Improving Maryland’s tax and business climate
Originally published in The Daily Record
Nearly two years since the COVID-19 pandemic rocked our national economy and sent millions into unemployment, Maryland’s citizens are still fighting to recover. But lawmakers in Annapolis have an opportunity to ease this struggle during the 2022 legislative session by tackling one of the primary impediments to widespread opportunity in our state: Taxes.
According to the U.S. Department of Labor, Maryland’s unemployment rate stands at a disappointing 5.7%. Compared to the rest of the country, we are sandwiched near the bottom between Mississippi and Illinois, states known as an economic backwater and land of fiscal anguish, respectively.
Meanwhile, folks in states like Virginia, Nebraska, Utah and Idaho, are enjoying an economy that looks much like it did before the virus came to our shores. In Utah, which has an astonishing 2.2% unemployment rate, you’d be hard-pressed to find an unemployed adult.
So, why are so many thousand more Marylanders wallowing in joblessness almost two years after the initial shutdowns?
Simply put, because our state government has grown so much in recent years, it taxes local businesses and citizens to the point of sabotaging their ability to thrive.
Our state government spends significantly more than the national average, bloating bureaucracies and filling the pockets of the politically connected, especially those who lobby via powerful public-sector unions. This spending addiction piles more than $2 billion onto our already massive state debt annually and induces lawmakers in Annapolis to dig deeper and deeper into our pockets through taxes.
The result is as painful as it is obvious: Thanks to our extremely high corporate taxes and personal income taxes that are applied to businesses structured as pass-through entities, our state is an uncompetitive place to live and do business.
According to the Tax Foundation, we have the fifth-worst business climate in the country.
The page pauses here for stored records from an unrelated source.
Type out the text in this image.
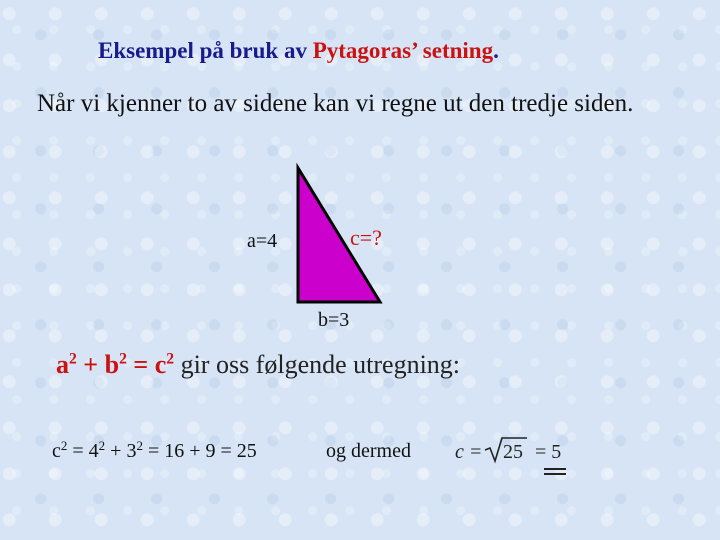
Eksempel på bruk av Pytagoras’ setning.
Når vi kjenner to av sidene kan vi regne ut den tredje siden.
a=4	c=?
b=3
$a^2 + b^2 = c^2$ gir oss følgende utregning:
$c^2 = 4^2 + 3^2 = 16 + 9 = 25$	og dermed c = 25 = 5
According to CATO Institute, we are sixth-worst in terms of overall economic freedom. And according to the American Legislative Exchange Council’s latest “Rich States Poor States” report, we have the 10th worst economic outlook in the country.
This lack of competitiveness due to high taxes drives people from our state. According to two moving companies that track national migration trends, Maryland was among the top states people moved away from in 2020. North American Moving Services says that Maryland saw the fifth most outbound moves and has made the list for the top states people leave every year since 2015. United Van Lines ranked Maryland as the state with the 10th most people leaving. Notably, United’s study also showed that 41% of people who left did so for a job and 26% left to retire, meaning that we are pushing people away both during their prime working years and beyond.
Ironically, these departures wreak havoc on the state’s ability to collect the taxes it so desperately wants.
Based on IRS tax migration data over 1992-2018, Maryland loses an average of about $655 million in Adjusted Gross Income annually, as high-income earners exit to friendlier tax climates like Florida and Virginia. In 2016, a special commission concluded that the state’s “tax structure is a detriment to [its] competitiveness in attracting and retaining businesses as well as in creating jobs and expanding the revenue base of the government itself.”
To end this cycle of government-induced pain and enable Marylanders to take advantage of a growing and free economy, lawmakers in Annapolis need to alter their focus in the new legislative session. Instead of concocting schemes to grow government spending, they should trim spending in areas noticeably above national averages so that they can lower the high taxes they burdened local businesses and workers with since the Maryland Tax Reform Act of 2007.
For a long time, Maryland’s corporate income tax was at a reasonable 7% until it was hiked to 8.25% in 2007. To ensure we are at least marginally competitive in attracting jobs compared to neighboring states it should be brought back down.
And to slow the flow of high-income earning small business owners away from the state, lawmakers should take the 2016 special commission’s advice and exempt $20,000 of a pass-through entity income.
By enacting these reforms, our state can begin to resemble successful peers like Virginia and Utah bring tens of thousands of unemployed people back onto the path to their American Dream.
Christopher B. Summers is president and chief executive officer of the Maryland Public Policy Institute.
Note: This article is featured in The Daily Record's Eye on Annapolis Summit magazine that was inserted with the Wednesday, January 12, 2002 issue of The Daily Record.